It’s one thing to lay out a plan for employee development, but it’s another to actually see the results. Often, employees get stuck in one mode of thinking about their job and end up remaining in one position until, when their patience snaps, they leave the position. This leaves everyone wondering: employers are left scratching their heads and may even blame employees for not taking initiative. At the same time, employees might complain that they weren’t given ample opportunities.
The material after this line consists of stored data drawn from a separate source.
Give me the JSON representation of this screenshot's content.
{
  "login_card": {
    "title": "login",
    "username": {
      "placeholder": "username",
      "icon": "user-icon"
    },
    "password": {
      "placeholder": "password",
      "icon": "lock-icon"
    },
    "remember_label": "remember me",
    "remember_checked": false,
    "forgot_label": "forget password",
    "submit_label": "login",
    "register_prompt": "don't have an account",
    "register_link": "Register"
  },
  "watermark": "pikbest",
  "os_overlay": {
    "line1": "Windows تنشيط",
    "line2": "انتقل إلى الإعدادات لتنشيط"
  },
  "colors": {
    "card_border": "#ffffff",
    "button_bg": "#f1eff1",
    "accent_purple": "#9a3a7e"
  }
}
So how do you remedy this situation? How do you see real results from your development plan? The answer lies in the adjustability of your goals.
Goals with purpose
Every employee development plan starts with goals. Some are lofty and others are more practical – but no matter what their degree of intensity, goals are an integral part of the endeavor. The Massachusetts Institute of Technology recommended setting clear, measurable goals. Depending on the situation, early goals can be made by the manager, though the employee should be considered when it comes to more advanced targets.
When you hire new employees, outline where they might go in a year. What skills should they acquire in that year? What responsibilities will they have? A higher level employee should be responsible for tracking these goals and ensuring they are met in a timely manner. But that’s not to say that every employee will follow a cookie-cutter route to career advancement. Goals should be adjustable to reflect the strengths and weaknesses of each individual. Not everyone learns at the same pace, but that shouldn’t be an excuse for letting someone go when that employee doesn’t meet a certain goal. Often you can build loyalty by helping struggling individuals to achieve their goals at their own pace.
The opposite is true as well – you don’t want high-flying employees to become frustrated because their advancement is too slow. Be prepared to fast-track those exceptional employees who go above and beyond their day-to-day responsibilities.
According to the Society for Human Resource Management, one key aspect of developing leadership is taking a targeted look at an individual’s competencies. Colleagues and managers may be able to point to someone’s competencies, though you must consider whether or not they are transferrable. For example, someone in a mid-level managerial position may excel at the job and therefore be put up for a promotion. However, the new position may require skills that the employee has never used before, thus creating a need for education and evaluation. It’s a heavy task and may require HR outsourcing services. Having an outside expert’s perspective can make all the difference when it comes to developing top talent.
Filling in the gaps of an employee’s knowledge is an integral part of the development process. Skills can’t always be fully developed through on-the-job training, and may require special programs to reach full advantage. E-learning opportunities are a great way for employees to digest important information at their own pace. Forcing development into daily routine can make individuals resentful, but when they can complete courses in their free time, retention rates may rise.
Adjustability and customization are vital to an effective employee development plan. Too much rigidity in the system will only cause frustration and problems. Ultimately, the plan should be about motivating individuals to take initiative. Then you provide the tools for advancement.